The 2008 proposition requires large electric utilities to obtain 15 percent of the electricity that they sell from renewable sources, such as wind or solar, by 2021.

It also contains a “circuit breaker” — a provision that limits the financial impact of the renewable-energy mandate on ratepayers. Electric rates can rise no more than 1 percent a year.

Seems relatively simple, doesn’t it? But when it came time to write the rules, things got a lot more complicated.

Supporters talked up Proposition C as a way to encourage alternative energy and create thousands of green jobs.

The implication was that utilities would obtain that renewable power from windmills, solar arrays or hydroelectric stations in Missouri, or at least in adjacent states.

But that’s not exactly what the initiative says. It seems to permit utilities to meet their obligations under the law simply by buying “renewable energy credits,” or RECs. They represent a subsidy that reduces the price of renewable energy so it is more competitive with energy generated from fossil fuels.

In theory, Missouri utilities meet Proposition C’s mandates by buying a whole bunch of RECs — from renewable energy sources elsewhere in the country — without actually bringing a single watt of renewable power to Missouri customers.

That may comply with the law, but not with voters’ expectations. In fact, it defeats the whole purpose of a state renewable-energy standard.

In June, the Public Service Commission finalized new rules that say Missouri utilities cannot use RECs to comply the renewable energy mandate. Instead, the PSC’s rules would have required utilities to buy actual renewable energy from Missouri sources or prove that actual renewable energy generated in an adjacent state had been purchased for customers here.

That was the right decision, but it probably comes at a price. Buying RECs is cheaper than building or buying power from renewable generating facilities in Missouri or a neighboring state.

The PSC’s new rules had to be approved by a legislative committee. Last month, that committee endorsed all of it — except the so-called “geographic sourcing” rule that required utilities to get their renewable power from inside Missouri.

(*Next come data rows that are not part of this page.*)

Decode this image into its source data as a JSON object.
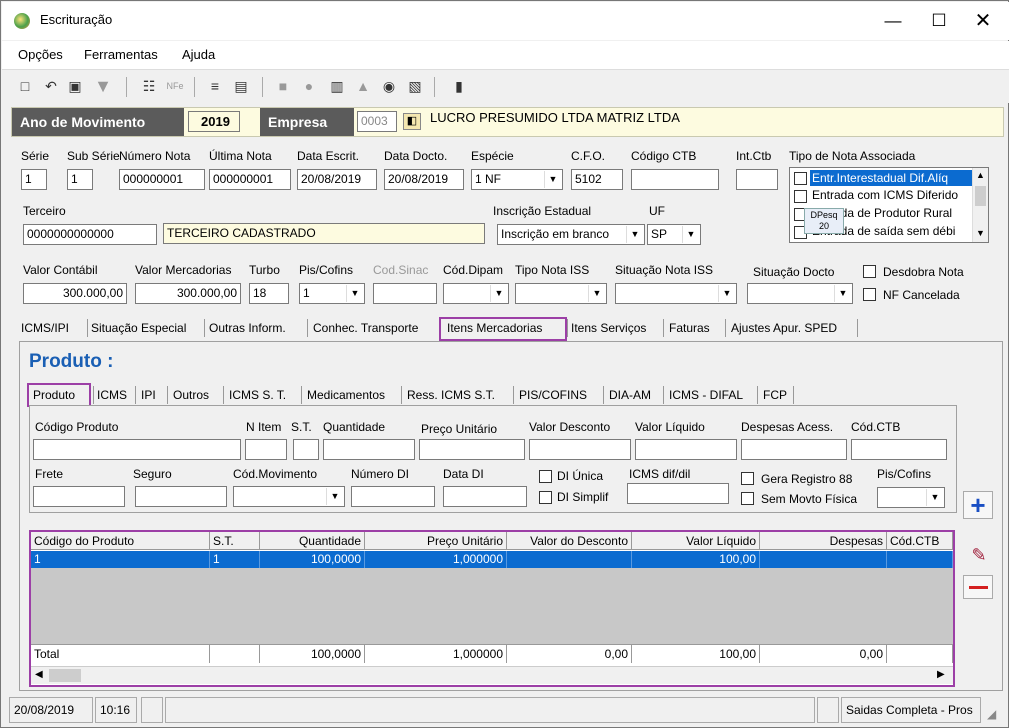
{
  "window": {
    "title": "Escrituração"
  },
  "menu": {
    "opcoes": "Opções",
    "ferramentas": "Ferramentas",
    "ajuda": "Ajuda"
  },
  "header": {
    "ano_label": "Ano de Movimento",
    "ano_value": "2019",
    "empresa_label": "Empresa",
    "empresa_code": "0003",
    "empresa_name": "LUCRO PRESUMIDO LTDA MATRIZ LTDA"
  },
  "form": {
    "serie_label": "Série",
    "serie": "1",
    "subserie_label": "Sub Série",
    "subserie": "1",
    "numero_label": "Número Nota",
    "numero": "000000001",
    "ultima_label": "Última Nota",
    "ultima": "000000001",
    "data_escrit_label": "Data Escrit.",
    "data_escrit": "20/08/2019",
    "data_docto_label": "Data Docto.",
    "data_docto": "20/08/2019",
    "especie_label": "Espécie",
    "especie": "1    NF",
    "cfo_label": "C.F.O.",
    "cfo": "5102",
    "codigo_ctb_label": "Código CTB",
    "codigo_ctb": "",
    "int_ctb_label": "Int.Ctb",
    "int_ctb": "",
    "tipo_nota_label": "Tipo de Nota Associada",
    "tipo_nota_items": [
      "Entr.Interestadual Dif.Alíq",
      "Entrada com ICMS Diferido",
      "Entrada de Produtor Rural",
      "Entrada de saída sem débi"
    ],
    "dpesq_label": "DPesq",
    "dpesq_num": "20",
    "terceiro_label": "Terceiro",
    "terceiro_code": "0000000000000",
    "terceiro_name": "TERCEIRO CADASTRADO",
    "ie_label": "Inscrição Estadual",
    "ie": "Inscrição em branco",
    "uf_label": "UF",
    "uf": "SP",
    "valor_contabil_label": "Valor Contábil",
    "valor_contabil": "300.000,00",
    "valor_merc_label": "Valor Mercadorias",
    "valor_merc": "300.000,00",
    "turbo_label": "Turbo",
    "turbo": "18",
    "pis_label": "Pis/Cofins",
    "pis": "1",
    "cod_sinac_label": "Cod.Sinac",
    "cod_dipam_label": "Cód.Dipam",
    "tipo_iss_label": "Tipo Nota ISS",
    "sit_iss_label": "Situação Nota ISS",
    "sit_docto_label": "Situação Docto",
    "desdobra_label": "Desdobra Nota",
    "nf_cancelada_label": "NF Cancelada"
  },
  "tabs": [
    "ICMS/IPI",
    "Situação Especial",
    "Outras Inform.",
    "Conhec. Transporte",
    "Itens Mercadorias",
    "Itens Serviços",
    "Faturas",
    "Ajustes Apur. SPED"
  ],
  "produto": {
    "title": "Produto :",
    "subtabs": [
      "Produto",
      "ICMS",
      "IPI",
      "Outros",
      "ICMS S. T.",
      "Medicamentos",
      "Ress. ICMS S.T.",
      "PIS/COFINS",
      "DIA-AM",
      "ICMS - DIFAL",
      "FCP"
    ],
    "codigo_label": "Código Produto",
    "nitem_label": "N Item",
    "st_label": "S.T.",
    "quantidade_label": "Quantidade",
    "preco_label": "Preço Unitário",
    "desconto_label": "Valor Desconto",
    "liquido_label": "Valor Líquido",
    "despesas_label": "Despesas Acess.",
    "codctb_label": "Cód.CTB",
    "frete_label": "Frete",
    "seguro_label": "Seguro",
    "codmov_label": "Cód.Movimento",
    "numdi_label": "Número DI",
    "datadi_label": "Data DI",
    "di_unica_label": "DI Única",
    "di_simplif_label": "DI Simplif",
    "icms_difdil_label": "ICMS dif/dil",
    "gera88_label": "Gera Registro 88",
    "sem_movto_label": "Sem Movto Física",
    "piscofins_label": "Pis/Cofins"
  },
  "grid": {
    "headers": [
      "Código do Produto",
      "S.T.",
      "Quantidade",
      "Preço Unitário",
      "Valor do Desconto",
      "Valor Líquido",
      "Despesas",
      "Cód.CTB"
    ],
    "rows": [
      [
        "1",
        "1",
        "100,0000",
        "1,000000",
        "",
        "100,00",
        "",
        ""
      ]
    ],
    "total_label": "Total",
    "totals": [
      "",
      "100,0000",
      "1,000000",
      "0,00",
      "100,00",
      "0,00",
      ""
    ]
  },
  "status": {
    "date": "20/08/2019",
    "time": "10:16",
    "mode": "Saidas Completa - Pros"
  }
}
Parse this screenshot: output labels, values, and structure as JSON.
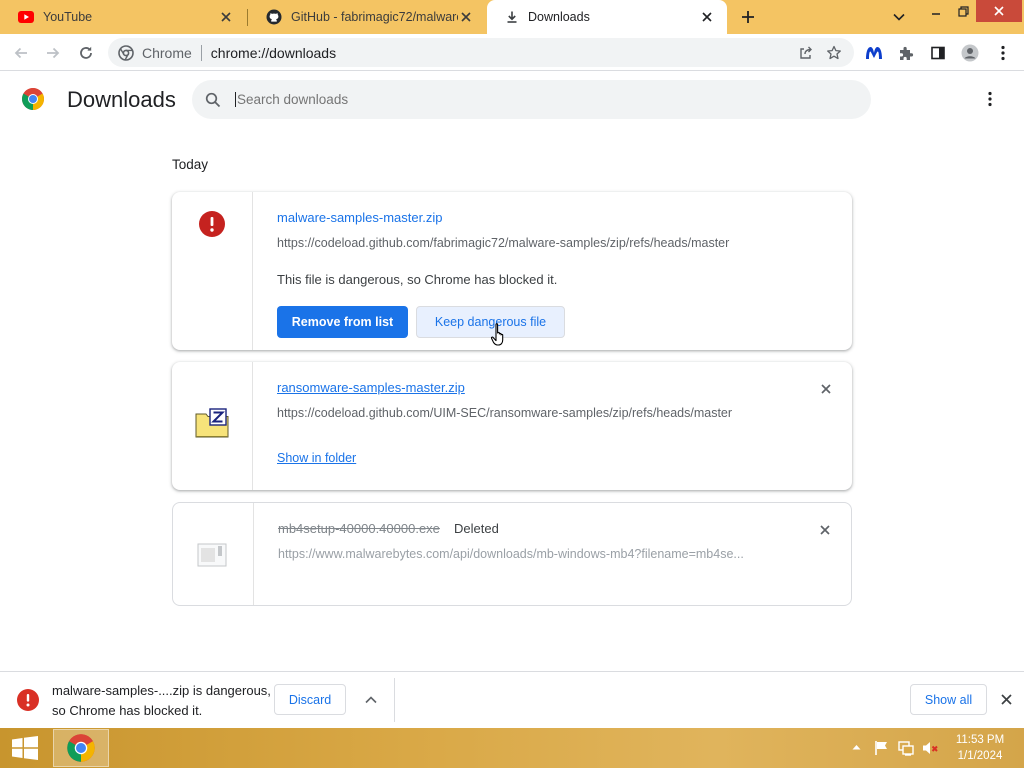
{
  "tabs": [
    {
      "label": "YouTube",
      "icon": "youtube-icon"
    },
    {
      "label": "GitHub - fabrimagic72/malware-",
      "icon": "github-icon"
    },
    {
      "label": "Downloads",
      "icon": "download-icon"
    }
  ],
  "omnibox": {
    "site_label": "Chrome",
    "url": "chrome://downloads"
  },
  "header": {
    "title": "Downloads",
    "search_placeholder": "Search downloads"
  },
  "section_label": "Today",
  "downloads": [
    {
      "filename": "malware-samples-master.zip",
      "url": "https://codeload.github.com/fabrimagic72/malware-samples/zip/refs/heads/master",
      "status_text": "This file is dangerous, so Chrome has blocked it.",
      "primary_button": "Remove from list",
      "secondary_button": "Keep dangerous file",
      "icon": "danger-icon"
    },
    {
      "filename": "ransomware-samples-master.zip",
      "url": "https://codeload.github.com/UIM-SEC/ransomware-samples/zip/refs/heads/master",
      "action_link": "Show in folder",
      "icon": "zip-folder-icon"
    },
    {
      "filename": "mb4setup-40000.40000.exe",
      "status_tag": "Deleted",
      "url": "https://www.malwarebytes.com/api/downloads/mb-windows-mb4?filename=mb4se...",
      "icon": "file-icon"
    }
  ],
  "download_bar": {
    "message_line1": "malware-samples-....zip is dangerous,",
    "message_line2": "so Chrome has blocked it.",
    "discard_label": "Discard",
    "show_all_label": "Show all"
  },
  "taskbar": {
    "time": "11:53 PM",
    "date": "1/1/2024"
  },
  "colors": {
    "accent": "#1a73e8",
    "danger": "#d93025",
    "tabstrip": "#f4c463",
    "taskbar": "#d9a846"
  }
}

The rules now move to the full Legislature, which will vote on them early next year.

We’d like to think that lawmakers would uphold the intentions of voters and side with the PSC. But history suggests that is not how things will play out.

In 2008, after Prop C supporters had submitted enough signatures to get their measure on the ballot, lawmakers approved a separate bill that green-energy advocates feared was an attempt to circumvent the initiative.

It renumbered all of the statutes that Proposition C was poised to change, creating doubt about exactly which sections of the law were being modified. And it imposed a separate 1 percent cap on annual utility rate increases. That raises questions about how much utility rates can increase.

Is the total cap 2 percent — 1 percent for renewable costs and another 1 percent for all other increases? Or should it be read as a 1 percent overall cap? That matter seems certain to be argued in court.

Here’s a radical idea: Lawmakers could give deference to the wishes of voters instead of the dictates of lobbyists.

That means sticking with the rules the PSC approved in June. Proposition C was meant to encourage renewable energy in Missouri, not subsidize it for electric customers in other states.